If you use the owner name as one of the selection criteria to access
database object information from one of the system catalog tables,
the owner name is case sensitive. To preserve lettercase, you must
enclose
owner in single or double quotation marks, and you
must type the owner name exactly as it is stored in the system catalog
table. Of the following two examples, only the second successfully
accesses information on the table
Kaths.table1.
SELECT * FROM systables WHERE tabname = 'tab1' AND owner = 'kaths';
SELECT * FROM systables WHERE tabname = 'tab1' AND owner = 'Kaths';
User
informix is the owner of the system catalog tables,
and in an ANSI-compliant database you must specify
informix
as a qualifier when SQL statements reference system catalog tables,
unless you are user
informix:
SELECT * FROM "informix".systables WHERE tabname = 'tab1' AND owner = 'Kaths';
Informix® accepts
any of the following notations to specify a system catalog table of
an ANSI-compliant database:
- "informix".system_table
- informix.system_table
- 'informix'.system_table
Of these three formats, however, only the first, where the
owner is
specified as a delimited identifier, is directly interoperable with
most other database servers. For the format with no delimiters, the
ANSI/ISO standard for SQL upshifts the lowercase letters to
INFORMIX,
and the same standard does not support single ( ' ) quotation marks
as valid delimiters for owner names or for schema names.
In contrast, Informix treats
the name informix as a special case, and preserves lowercase
letters when informix is specified, with or without delimiters,
whether or not the database is ANSI-compliant. To write SQL code that
is portable to non-Informix database
servers, however, you should always delimit the owner names of database
objects between double ( " ) quotation marks.

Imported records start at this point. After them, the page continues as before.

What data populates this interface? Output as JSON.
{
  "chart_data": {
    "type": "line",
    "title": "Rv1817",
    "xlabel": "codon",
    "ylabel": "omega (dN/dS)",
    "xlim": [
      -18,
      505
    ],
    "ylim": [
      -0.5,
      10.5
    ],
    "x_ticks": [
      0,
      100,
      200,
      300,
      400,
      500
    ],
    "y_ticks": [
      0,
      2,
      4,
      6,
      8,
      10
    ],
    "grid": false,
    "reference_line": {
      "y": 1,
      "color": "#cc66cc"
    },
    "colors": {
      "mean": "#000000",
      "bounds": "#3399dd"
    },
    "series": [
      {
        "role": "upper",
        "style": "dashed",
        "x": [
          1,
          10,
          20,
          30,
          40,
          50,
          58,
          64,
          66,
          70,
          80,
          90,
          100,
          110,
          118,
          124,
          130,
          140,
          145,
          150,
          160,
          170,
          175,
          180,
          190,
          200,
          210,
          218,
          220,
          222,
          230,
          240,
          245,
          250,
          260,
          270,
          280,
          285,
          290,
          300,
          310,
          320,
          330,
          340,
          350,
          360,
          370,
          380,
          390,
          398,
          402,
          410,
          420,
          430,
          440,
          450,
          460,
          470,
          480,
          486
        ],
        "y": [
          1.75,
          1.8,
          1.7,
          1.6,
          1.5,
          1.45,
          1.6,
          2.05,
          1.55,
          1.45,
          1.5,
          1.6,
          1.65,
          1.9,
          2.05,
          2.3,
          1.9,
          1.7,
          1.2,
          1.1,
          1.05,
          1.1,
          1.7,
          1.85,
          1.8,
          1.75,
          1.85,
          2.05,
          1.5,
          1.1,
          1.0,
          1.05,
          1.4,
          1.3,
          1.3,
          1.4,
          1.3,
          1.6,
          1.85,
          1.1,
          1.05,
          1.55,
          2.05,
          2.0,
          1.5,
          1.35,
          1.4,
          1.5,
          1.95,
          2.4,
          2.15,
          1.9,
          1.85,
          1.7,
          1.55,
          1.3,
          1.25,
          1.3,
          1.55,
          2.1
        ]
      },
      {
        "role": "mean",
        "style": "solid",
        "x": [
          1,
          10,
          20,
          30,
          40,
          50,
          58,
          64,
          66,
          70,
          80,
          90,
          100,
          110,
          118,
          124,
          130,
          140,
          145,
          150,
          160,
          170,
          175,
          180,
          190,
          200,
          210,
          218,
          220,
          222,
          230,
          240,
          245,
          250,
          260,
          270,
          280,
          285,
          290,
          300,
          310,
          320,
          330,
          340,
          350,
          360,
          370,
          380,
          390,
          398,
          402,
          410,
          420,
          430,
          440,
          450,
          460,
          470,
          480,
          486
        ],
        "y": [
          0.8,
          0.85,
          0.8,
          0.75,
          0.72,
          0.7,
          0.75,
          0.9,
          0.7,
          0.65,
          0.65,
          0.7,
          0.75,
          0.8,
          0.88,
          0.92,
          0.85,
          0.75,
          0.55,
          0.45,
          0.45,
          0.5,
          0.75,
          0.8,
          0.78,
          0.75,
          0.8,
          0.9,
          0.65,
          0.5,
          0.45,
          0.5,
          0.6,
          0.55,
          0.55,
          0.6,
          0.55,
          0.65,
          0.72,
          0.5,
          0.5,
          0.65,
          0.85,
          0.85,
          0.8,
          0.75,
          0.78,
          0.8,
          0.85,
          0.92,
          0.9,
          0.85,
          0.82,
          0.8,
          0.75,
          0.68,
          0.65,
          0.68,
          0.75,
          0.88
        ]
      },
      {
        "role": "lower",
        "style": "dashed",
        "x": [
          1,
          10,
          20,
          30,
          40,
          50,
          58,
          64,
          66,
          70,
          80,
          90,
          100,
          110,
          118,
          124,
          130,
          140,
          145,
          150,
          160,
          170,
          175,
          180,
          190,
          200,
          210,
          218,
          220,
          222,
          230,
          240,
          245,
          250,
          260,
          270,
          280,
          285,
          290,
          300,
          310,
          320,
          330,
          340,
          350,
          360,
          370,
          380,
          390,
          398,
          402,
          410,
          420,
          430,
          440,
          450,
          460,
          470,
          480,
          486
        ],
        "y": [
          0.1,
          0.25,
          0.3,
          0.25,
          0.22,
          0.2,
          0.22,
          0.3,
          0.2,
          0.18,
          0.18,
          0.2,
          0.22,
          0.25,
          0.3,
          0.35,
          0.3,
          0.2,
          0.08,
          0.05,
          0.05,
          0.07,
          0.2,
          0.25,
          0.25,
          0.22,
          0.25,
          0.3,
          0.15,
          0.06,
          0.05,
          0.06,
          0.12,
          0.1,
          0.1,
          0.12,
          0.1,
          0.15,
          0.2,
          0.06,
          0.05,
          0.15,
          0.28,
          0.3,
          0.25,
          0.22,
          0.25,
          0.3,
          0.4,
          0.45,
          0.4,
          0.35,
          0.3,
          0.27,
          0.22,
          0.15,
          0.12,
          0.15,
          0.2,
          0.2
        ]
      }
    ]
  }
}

The following SQL examples use undelimited owner names:
CREATE TABLE informix.t1(i SERIAL NOT NULL);
CREATE TABLE someone.t1(i SERIAL NOT NULL);
If these statements execute successfully, the first table has informix registered
in systables as the owner, and the second has SOMEONE registered
as the owner. When the owner name is delimited by quotation marks
in SQL statements, the specified lettercase of owner is preserved,
but the lettercase does not matter when the owner name is undelimited,
because Informix upshifts
most undelimited owner names, but downshifts the undelimited informix (or INFORMIX)
owner name to informix.
For example, suppose that after the previous two CREATE TABLE statements
execute successfully, user
informix issues the following statement:
CREATE TABLE INFORMIX.t1(i SERIAL NOT NULL);
This statement fails, because the combination of owner name
and table name is not unique, if the previously registered
table t1 that is owned by informix already exists in
the database.
Tip: The USER operator returns
the login name of the current user exactly as it is stored on the
system. If the owner name is stored differently from the
login name (for example, a mixed-case owner name and an all lowercase
login name), the owner = USER syntax fails.